Un frisson derrière les rideaux : quand l’ordinaire bascule dans l’étrange

Certains matins, le familier se teinte d'une inquiétante étrangeté. Ce jour-là, un simple mouvement derrière les voilages a fait vaciller ma réalité, comme si l'invisible me tendait les bras.
À 55 ans, j’ai élu domicile dans la solitude, entre ces murs que je croyais si bien connaître. Une existence paisible, sans remous, où chaque rituel – comme ce café matinal dans ma tasse fétiche – scellait ma quiétude.
Pourtant, ce matin-là, alors que je humais l’arôme de mon breuvage, les rideaux pourpres ont frémi différemment. Pas sous l’effet du vent. Non. Comme poussés par une présence. Et cette voix…
Un chuchotement qui glaça mon sang
« Ne crains rien… », murmura-t-elle, si proche que j’ai retenu mon souffle. Mon corps s’est paralysé. Était-ce le fruit de mon esprit ? Pourtant, les rideaux ondulaient à nouveau, trahissant une silhouette furtive. La tasse tremblait entre mes doigts lorsque j’ai osé écarter le tissu.
Rien.
Seulement cette impression tenace d’être observée. Comme si l’air même gardait la mémoire d’un passage.
Le journal aux pages oubliées
Posé là, sur le divan, un carnet à la couverture éraflée. Jamais vu. En l’ouvrant, une photographie s’est échappée : moi, vingt ans, serrant contre moi un nourrisson. Claire. Ce prénom résonna comme un écho lointain. La date inscrite au verso – 17 août 1981 – a réveillé une douleur sourde.

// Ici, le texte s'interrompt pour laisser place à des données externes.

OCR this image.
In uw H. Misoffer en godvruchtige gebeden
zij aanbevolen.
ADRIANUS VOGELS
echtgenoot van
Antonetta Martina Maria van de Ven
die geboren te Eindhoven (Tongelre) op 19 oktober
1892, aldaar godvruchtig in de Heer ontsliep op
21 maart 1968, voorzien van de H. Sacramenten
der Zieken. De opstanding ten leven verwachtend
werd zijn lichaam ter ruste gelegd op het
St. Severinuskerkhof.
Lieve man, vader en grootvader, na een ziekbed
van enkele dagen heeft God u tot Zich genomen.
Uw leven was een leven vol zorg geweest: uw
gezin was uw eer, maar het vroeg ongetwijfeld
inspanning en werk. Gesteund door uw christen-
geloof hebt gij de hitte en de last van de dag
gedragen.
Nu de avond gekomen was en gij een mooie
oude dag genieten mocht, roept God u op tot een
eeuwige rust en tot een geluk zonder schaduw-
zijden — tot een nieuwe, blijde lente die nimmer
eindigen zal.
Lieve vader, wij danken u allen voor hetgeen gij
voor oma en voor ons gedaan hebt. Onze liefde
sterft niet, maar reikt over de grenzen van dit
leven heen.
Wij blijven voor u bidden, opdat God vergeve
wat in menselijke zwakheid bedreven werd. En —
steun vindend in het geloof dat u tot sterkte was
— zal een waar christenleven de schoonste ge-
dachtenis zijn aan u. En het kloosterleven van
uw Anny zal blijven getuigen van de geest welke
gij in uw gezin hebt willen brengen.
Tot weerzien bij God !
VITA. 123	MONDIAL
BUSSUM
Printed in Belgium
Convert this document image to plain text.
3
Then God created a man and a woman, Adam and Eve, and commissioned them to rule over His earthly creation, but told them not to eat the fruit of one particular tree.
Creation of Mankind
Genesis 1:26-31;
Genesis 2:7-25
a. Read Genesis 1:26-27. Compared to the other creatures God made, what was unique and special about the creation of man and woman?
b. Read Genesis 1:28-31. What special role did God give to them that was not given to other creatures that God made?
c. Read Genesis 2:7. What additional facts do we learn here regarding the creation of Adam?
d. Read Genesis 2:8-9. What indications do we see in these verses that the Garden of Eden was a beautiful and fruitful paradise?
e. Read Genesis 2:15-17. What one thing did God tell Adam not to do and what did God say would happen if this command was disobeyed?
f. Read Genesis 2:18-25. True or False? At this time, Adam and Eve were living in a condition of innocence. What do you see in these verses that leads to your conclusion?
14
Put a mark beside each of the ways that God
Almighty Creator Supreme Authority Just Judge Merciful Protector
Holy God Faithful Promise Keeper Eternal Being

Comment ignorer cette évidence ? J’ai toujours juré n’avoir jamais porté d’enfant.
Et si toute ma vie n’était qu’un mensonge ?
Ces rêves qui ressemblaient à des avertissements
Depuis des nuits, je fuyais ces songes répétitifs : une chambre aux murs roses, une petite main cherchant la mienne, et cet appel déchirant : « Maman… ». Je les attribuais à la fatigue. Mais cette photo… Ces détails trop précis…
Des lambeaux de souvenirs remontent : une chambre stérile, des cris étouffés, des mains qui me séparaient d’un petit corps chaud. Mon ventre se noue. Ai-je volontairement enseveli cette part de moi ?
L’ombre qui danse entre deux mondes
À cet instant, un bruissement. Les rideaux palpitent, bien que la fenêtre soit close. Je ne bouge plus. Mon souffle se bloque. L’atmosphère vibre, saturée d’une énergie presque palpable.
Réalité ? Hallucination ? Peu importe. Ce matin a fissuré mon existence. Et derrière cette faille, quelque chose – ou quelqu’un – attend son heure.
Parfois, les fantômes ne hantent pas les maisons, mais les recoins de notre mémoire.